Writing can be a very solitary endeavour, and after spending months or years working on a novel, it can be hard to tell if what you’ve produced is any good or not. Although self-validation is important, great reviews help too.
I recently received a rare “starred review” from BookList, meant to signal “an outstanding work of a particular genre.”
You can find it on their website here, but I’ve also copied the text below.
Describing Halton’s first novel as a work of historical fiction about the origins of the Taliban does not quite cover its intense psychological and cultural exploration. By approaching the world-changing, religious-political entity from the angle of the individuals associated with its origins, Halton, formerly a Canadian military officer, radically challenges all pre-existing assumptions. The experiences of the brothers Wasif and Amin, students of the laconic mullah who is the force behind the group, anchors the events of the story. As they go from being boys to men in a short span of time, the social and psychological layers of political conflicts are revealed. Halton’s atmospheric descriptions bring to life the rugged terrain where these Pashtun men meet, talk, debate, and fight.

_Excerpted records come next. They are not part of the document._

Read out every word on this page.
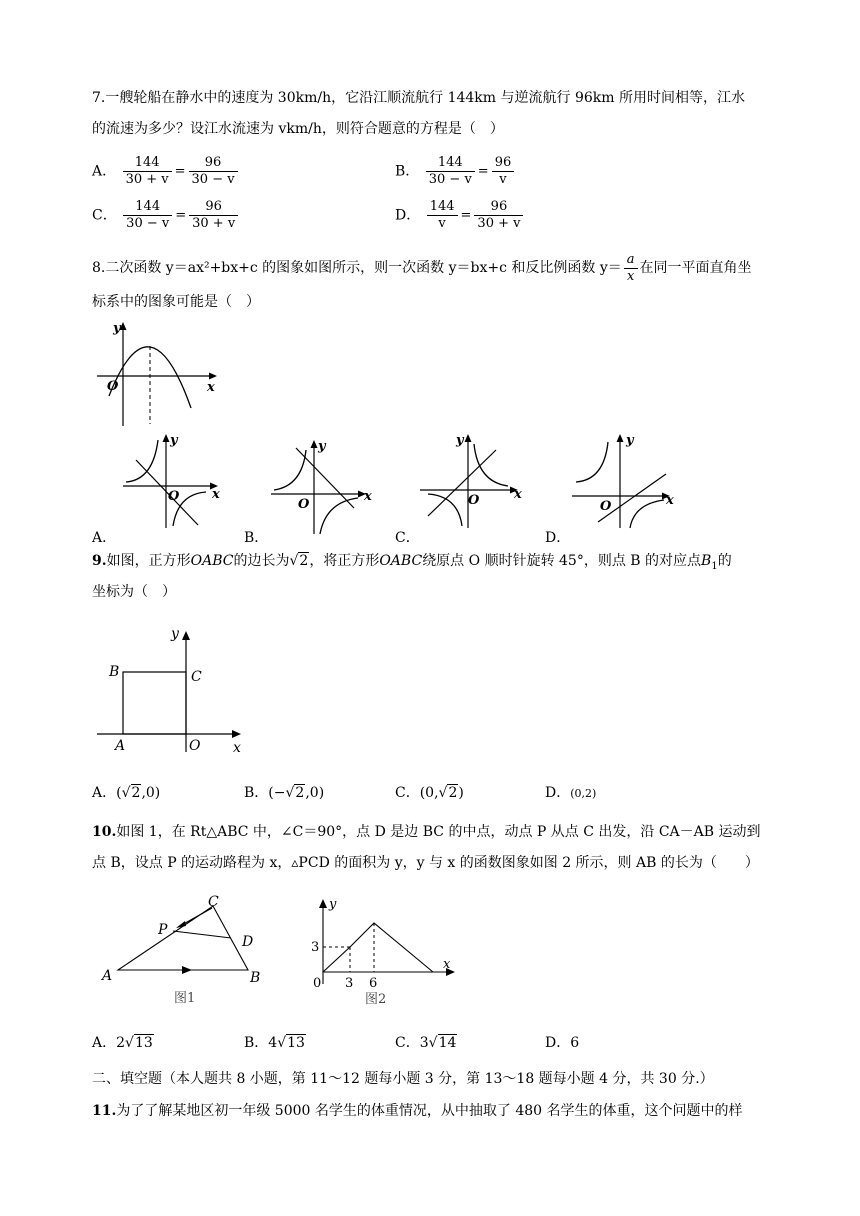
7.一艘轮船在静水中的速度为 30km/h，它沿江顺流航行 144km 与逆流航行 96km 所用时间相等，江水
的流速为多少？设江水流速为 vkm/h，则符合题意的方程是（　）
A． $\frac{144}{30 + v} = \frac{96}{30 - v}$	B． $\frac{144}{30 - v} = \frac{96}{v}$
C． $\frac{144}{30 - v} = \frac{96}{30 + v}$	D． $\frac{144}{v} = \frac{96}{30 + v}$
8.二次函数 y＝ax²+bx+c 的图象如图所示，则一次函数 y＝bx+c 和反比例函数 $y= \frac{a}{x}$ 在同一平面直角坐
标系中的图象可能是（　）
y
x
O
y
x
O
y
x
O
y
x
O
y
x
O
A．	B．	C．	D．
9.如图，正方形OABC的边长为√2，将正方形OABC绕原点 O 顺时针旋转 45°，则点 B 的对应点$B_1$的
坐标为（　）
B	C
A	O x
y
A．(√2,0)	B．(−√2,0)	C．(0,√2)	D．(0,2)
10.如图 1，在 Rt△ABC 中，∠C＝90°，点 D 是边 BC 的中点，动点 P 从点 C 出发，沿 CA－AB 运动到
点 B，设点 P 的运动路程为 x，▵PCD 的面积为 y，y 与 x 的函数图象如图 2 所示，则 AB 的长为（　　）
A	B
C
D
P
图1
y
x
0 3 6
3
图2
A．2√13	B．4√13	C．3√14	D．6
二、填空题（本人题共 8 小题，第 11～12 题每小题 3 分，第 13～18 题每小题 4 分，共 30 分.）
11.为了了解某地区初一年级 5000 名学生的体重情况，从中抽取了 480 名学生的体重，这个问题中的样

The minimal presence of women serves as striking commentary on this divided world in a tale that is utterly nonjudgmental. Halton captures the zeal and righteousness at the root of all revolutions and gives readers a rare opportunity to gain insights that bridge cultural chasms, as he illuminates why faith and war are so intertwined for his protagonists. Halton’s debut is a must-read for all who turn to books for an understanding of worlds other than their own.